The big banks have certainly been hogging the spotlight lately, as JPMorgan Chase's trading blunder once again brings the issue of megabank risk-taking to the fore. The incident added grist to the mill of the too-big-to-fail argument as well, with ex-titans of the banking industry chiming in with the growing chorus demanding that huge institutions be carved up into oversight-friendly pieces. So is it the girth of the big banks that lies at the root of the sector's woes, or is it the risky behavior in which these banks engage? Or is it both?

Lending is out; investing is in
As reported by CFO.com, Standard & Poor's recently took a look at the financial profiles of the six biggest banks and found some interesting tidbits. Megabanks are bumping up the risk factor in their investment portfolios to increase profits, and this portion of big banks' income generation is trumping other areas, such as lending and other services. In fact, it's a bigger piece of the earnings pie now than it was before the crash.

Where are banks getting the money to invest in these ticklish securities-based investment vehicles? The lack of lending by these institutions, coupled with high retail deposit rates, has given banks a nice big pile of cash to play with. The difference between outstanding loans and deposits has grown since right before the meltdown, according to the ratings agency. Investable funds now total $889 billion, compared with a negative $199 billion at the end of 2007.

A movement toward more risky portfolio ingredients
Usually, these portfolios are made up of low-risk products such as Treasuries and mortgage securities backed by Fannie and Freddie. But three banks in particular -- Wells Fargo (NYSE: WFC), JPMorgan Chase, and Citigroup (NYSE: C) -- have packed these holdings half-full with more risky securities such as non-agency mortgage-backed securities and foreign government debt. By contrast, Bank of America (NYSE: BAC) has a mere 15% of the riskiest securities, and US Bancorp's (NYSE: USB) portfolio contains only 20%.

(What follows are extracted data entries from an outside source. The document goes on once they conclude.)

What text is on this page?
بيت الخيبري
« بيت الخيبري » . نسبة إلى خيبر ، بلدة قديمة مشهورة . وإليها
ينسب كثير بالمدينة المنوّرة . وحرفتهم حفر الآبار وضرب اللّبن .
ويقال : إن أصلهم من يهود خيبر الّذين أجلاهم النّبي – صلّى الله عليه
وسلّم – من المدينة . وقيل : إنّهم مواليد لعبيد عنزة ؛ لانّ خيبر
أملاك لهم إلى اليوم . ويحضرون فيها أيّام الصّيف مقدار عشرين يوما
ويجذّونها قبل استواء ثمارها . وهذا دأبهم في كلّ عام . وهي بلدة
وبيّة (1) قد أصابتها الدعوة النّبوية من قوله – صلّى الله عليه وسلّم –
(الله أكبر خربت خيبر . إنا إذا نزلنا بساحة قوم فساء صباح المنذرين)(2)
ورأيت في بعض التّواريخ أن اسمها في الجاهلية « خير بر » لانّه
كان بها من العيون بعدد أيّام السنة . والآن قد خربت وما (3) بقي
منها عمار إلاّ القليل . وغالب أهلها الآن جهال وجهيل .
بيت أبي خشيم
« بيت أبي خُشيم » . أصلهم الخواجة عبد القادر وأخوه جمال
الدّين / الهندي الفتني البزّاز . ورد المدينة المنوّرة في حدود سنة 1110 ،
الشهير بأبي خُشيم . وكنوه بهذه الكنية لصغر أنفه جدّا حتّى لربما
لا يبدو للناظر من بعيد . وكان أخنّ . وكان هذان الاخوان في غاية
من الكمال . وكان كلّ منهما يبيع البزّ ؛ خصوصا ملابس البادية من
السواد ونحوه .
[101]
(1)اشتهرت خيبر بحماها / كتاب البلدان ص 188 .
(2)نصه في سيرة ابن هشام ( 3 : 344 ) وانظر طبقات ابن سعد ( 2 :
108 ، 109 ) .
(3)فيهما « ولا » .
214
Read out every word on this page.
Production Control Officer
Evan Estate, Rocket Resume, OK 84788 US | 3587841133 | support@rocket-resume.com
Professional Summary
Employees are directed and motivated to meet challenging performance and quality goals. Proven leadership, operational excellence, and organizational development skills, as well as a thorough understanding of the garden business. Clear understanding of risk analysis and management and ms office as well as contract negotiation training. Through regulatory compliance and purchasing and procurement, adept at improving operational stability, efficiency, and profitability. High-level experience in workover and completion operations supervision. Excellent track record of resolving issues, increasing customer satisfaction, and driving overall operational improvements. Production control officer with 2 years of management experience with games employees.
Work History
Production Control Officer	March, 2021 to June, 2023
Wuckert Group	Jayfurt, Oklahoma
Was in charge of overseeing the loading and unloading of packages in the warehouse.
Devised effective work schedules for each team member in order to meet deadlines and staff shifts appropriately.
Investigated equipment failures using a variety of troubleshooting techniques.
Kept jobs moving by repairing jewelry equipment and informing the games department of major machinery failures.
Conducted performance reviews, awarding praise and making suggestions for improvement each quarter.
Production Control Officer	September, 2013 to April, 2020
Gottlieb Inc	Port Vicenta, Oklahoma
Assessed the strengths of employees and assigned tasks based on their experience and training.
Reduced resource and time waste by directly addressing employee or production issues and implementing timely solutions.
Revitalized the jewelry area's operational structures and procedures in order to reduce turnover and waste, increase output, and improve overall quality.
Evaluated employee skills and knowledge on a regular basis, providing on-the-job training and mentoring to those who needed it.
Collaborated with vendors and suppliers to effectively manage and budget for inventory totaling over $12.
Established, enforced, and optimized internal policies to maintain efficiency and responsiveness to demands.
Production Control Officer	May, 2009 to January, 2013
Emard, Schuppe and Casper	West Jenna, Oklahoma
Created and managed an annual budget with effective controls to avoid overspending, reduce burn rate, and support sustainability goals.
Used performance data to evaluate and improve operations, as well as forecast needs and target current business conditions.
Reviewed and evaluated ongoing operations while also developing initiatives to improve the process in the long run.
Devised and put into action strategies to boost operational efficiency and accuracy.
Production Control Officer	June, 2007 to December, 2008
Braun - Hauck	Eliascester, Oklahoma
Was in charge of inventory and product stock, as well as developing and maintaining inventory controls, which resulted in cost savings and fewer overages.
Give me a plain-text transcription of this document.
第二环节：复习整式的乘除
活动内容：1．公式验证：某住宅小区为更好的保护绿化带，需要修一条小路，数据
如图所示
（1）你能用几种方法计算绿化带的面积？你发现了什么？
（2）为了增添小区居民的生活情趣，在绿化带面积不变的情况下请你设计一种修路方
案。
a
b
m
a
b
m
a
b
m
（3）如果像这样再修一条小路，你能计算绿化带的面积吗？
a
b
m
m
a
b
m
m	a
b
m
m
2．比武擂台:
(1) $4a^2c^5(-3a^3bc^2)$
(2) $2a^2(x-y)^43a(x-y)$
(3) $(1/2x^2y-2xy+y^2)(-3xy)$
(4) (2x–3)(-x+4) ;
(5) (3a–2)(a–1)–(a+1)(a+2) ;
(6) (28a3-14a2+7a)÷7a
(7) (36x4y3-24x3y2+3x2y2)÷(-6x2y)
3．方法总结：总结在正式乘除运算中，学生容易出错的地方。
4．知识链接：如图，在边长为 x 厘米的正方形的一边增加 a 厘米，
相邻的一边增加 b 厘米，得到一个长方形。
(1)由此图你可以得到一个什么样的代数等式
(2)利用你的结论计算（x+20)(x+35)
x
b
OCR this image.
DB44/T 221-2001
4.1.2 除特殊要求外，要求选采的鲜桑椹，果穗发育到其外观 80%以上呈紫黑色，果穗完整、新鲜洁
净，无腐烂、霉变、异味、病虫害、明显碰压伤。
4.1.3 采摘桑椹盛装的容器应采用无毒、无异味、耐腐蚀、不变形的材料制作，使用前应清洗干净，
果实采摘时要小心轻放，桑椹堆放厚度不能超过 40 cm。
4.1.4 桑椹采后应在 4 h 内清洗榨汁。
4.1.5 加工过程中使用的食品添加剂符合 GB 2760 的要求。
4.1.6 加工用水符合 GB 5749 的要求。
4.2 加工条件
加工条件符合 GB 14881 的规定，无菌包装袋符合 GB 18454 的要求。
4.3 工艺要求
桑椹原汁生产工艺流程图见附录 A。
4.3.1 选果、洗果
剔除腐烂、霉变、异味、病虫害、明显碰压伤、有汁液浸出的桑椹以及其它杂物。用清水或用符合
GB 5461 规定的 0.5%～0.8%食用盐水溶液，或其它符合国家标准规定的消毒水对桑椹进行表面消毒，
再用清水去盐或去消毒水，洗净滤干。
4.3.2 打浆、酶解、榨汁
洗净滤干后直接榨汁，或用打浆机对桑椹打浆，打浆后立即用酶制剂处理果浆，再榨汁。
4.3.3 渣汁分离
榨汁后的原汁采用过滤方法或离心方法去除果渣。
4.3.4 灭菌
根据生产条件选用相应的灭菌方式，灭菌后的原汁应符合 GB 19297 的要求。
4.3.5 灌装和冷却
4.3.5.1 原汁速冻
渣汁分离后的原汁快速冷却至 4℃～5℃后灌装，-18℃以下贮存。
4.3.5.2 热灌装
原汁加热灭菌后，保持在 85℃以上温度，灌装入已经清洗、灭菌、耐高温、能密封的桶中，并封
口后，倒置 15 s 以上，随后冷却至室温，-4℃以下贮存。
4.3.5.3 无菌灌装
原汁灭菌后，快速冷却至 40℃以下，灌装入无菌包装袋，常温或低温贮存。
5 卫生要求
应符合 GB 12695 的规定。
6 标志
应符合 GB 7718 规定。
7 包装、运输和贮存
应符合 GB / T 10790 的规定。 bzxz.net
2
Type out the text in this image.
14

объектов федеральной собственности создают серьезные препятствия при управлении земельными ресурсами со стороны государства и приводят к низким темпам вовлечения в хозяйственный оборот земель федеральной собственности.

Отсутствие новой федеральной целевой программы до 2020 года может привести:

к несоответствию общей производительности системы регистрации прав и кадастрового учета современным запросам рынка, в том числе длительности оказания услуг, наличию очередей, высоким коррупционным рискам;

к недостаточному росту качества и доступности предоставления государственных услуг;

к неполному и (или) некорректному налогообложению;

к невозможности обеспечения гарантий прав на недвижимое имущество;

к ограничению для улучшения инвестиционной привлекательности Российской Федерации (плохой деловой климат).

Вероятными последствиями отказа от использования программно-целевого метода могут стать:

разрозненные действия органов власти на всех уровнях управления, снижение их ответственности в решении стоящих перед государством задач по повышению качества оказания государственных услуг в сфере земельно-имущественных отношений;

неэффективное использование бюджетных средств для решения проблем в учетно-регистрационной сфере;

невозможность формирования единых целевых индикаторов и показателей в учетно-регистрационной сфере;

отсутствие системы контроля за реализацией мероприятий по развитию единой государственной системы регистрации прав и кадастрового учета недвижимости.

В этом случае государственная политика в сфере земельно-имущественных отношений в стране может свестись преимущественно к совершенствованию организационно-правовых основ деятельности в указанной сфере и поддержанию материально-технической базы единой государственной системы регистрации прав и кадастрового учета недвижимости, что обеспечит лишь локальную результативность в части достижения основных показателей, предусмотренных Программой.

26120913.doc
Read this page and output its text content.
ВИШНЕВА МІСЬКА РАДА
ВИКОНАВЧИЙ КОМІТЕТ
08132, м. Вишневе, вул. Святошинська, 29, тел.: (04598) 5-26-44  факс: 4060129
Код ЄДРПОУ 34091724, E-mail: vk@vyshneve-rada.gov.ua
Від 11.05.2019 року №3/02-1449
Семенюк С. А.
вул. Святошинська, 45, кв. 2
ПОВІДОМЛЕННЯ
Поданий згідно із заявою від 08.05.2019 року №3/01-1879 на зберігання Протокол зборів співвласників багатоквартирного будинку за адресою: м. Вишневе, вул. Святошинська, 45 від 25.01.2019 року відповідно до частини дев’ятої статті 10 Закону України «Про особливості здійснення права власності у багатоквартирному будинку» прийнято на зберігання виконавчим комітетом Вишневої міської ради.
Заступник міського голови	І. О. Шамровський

In the piling on of risk-on-top-of-risk category, Wells Fargo and PNC Financial (NYSE: PNC) take the cake with the highest percentage of Level 3 assets in their portfolios. These securities are hard to pin down as far as riskiness goes, since they're based on the banks' own modeling systems. Wells' portfolio holds 14.5% Level 3 assets, while PNC has 13.6%. The report also noted that all these banks appear to be using derivatives to hedge the assets in these portfolios, but the banks are being less than transparent as to how these hedges actually offset risk. Remember -- it was one such supposed "hedge" that blew up, costing JPMorgan some $6 billion in trading losses.

The movement toward more risk-taking seems to be a direct consequence of the low-interest environment, but Fitch Ratings points out another reason: the increase in put-back requests to large banks from government-sponsored enterprises such as Fannie and Freddie. Banks have been forced to increase reserves against such claims and are thus unable to count that cash as income. Trying to make up the difference by upping the ante on securities seems like a probable scenario to Fitch, which, unlike S&P, hasn't noticed a trend in that direction.

A senior economist at the New York Federal Reserve Bank points out that the largest banks make substantially more of their income from investment banking and trading, as opposed to traditional sources such as lending and banking services, than small and medium-sized banks do. While all banks made approximately the same amount of money from bundled securities during the years between 2001 and 2010, big banks made most of their money from investment and trading up until 2006. A drop-off occurred in 2007 to 2008, but activity shot right back up again in 2009. It seems that, given their druthers, big banks much prefer this type of banking to any other.

An insurmountable problem?
While it seems that the actual behavior of the banks is the real problem, the correlation between megabanks and the predilection to risky behavior can't be discounted. It seems that the crescendo of voices calling for the breakup of these behemoths is spot-on after all. Are regulators -- is Congress -- listening?

According to Neil Barofsky, onetime special investigator general for the Troubled Asset Relief Program, the government has no interest in slimming huge banks down to a manageable size. Currently plugging his new book about the financial crisis, Barofsky says Washington's main concern is seeing the big banks make money, not making them toe the line on safety. To illustrate, he points to the demise of the SAFE Banking Act, which would have put limits on the size of TBTF banks.

If a steady diet of investment portfolios filled with products so dodgy that the banks use an esoteric internal mechanism to rate them doesn't whet regulators' appetite for reform, what will? After all, this is a serious problem -- so serious that S&P states in its report that the current level of risk attached to the six biggest banks could lead to additional downgrades. The increasing tendency of megabanks to use depositors' money to execute these trades is especially troubling.

Barofsky postulates that only a groundswell of public indignation will eventually pressure regulators to fix the broken system. If so, perhaps the current climate of distaste for big banks and the call to downsize them is the beginning of a movement that will bring about change -- hopefully, before another crisis hits.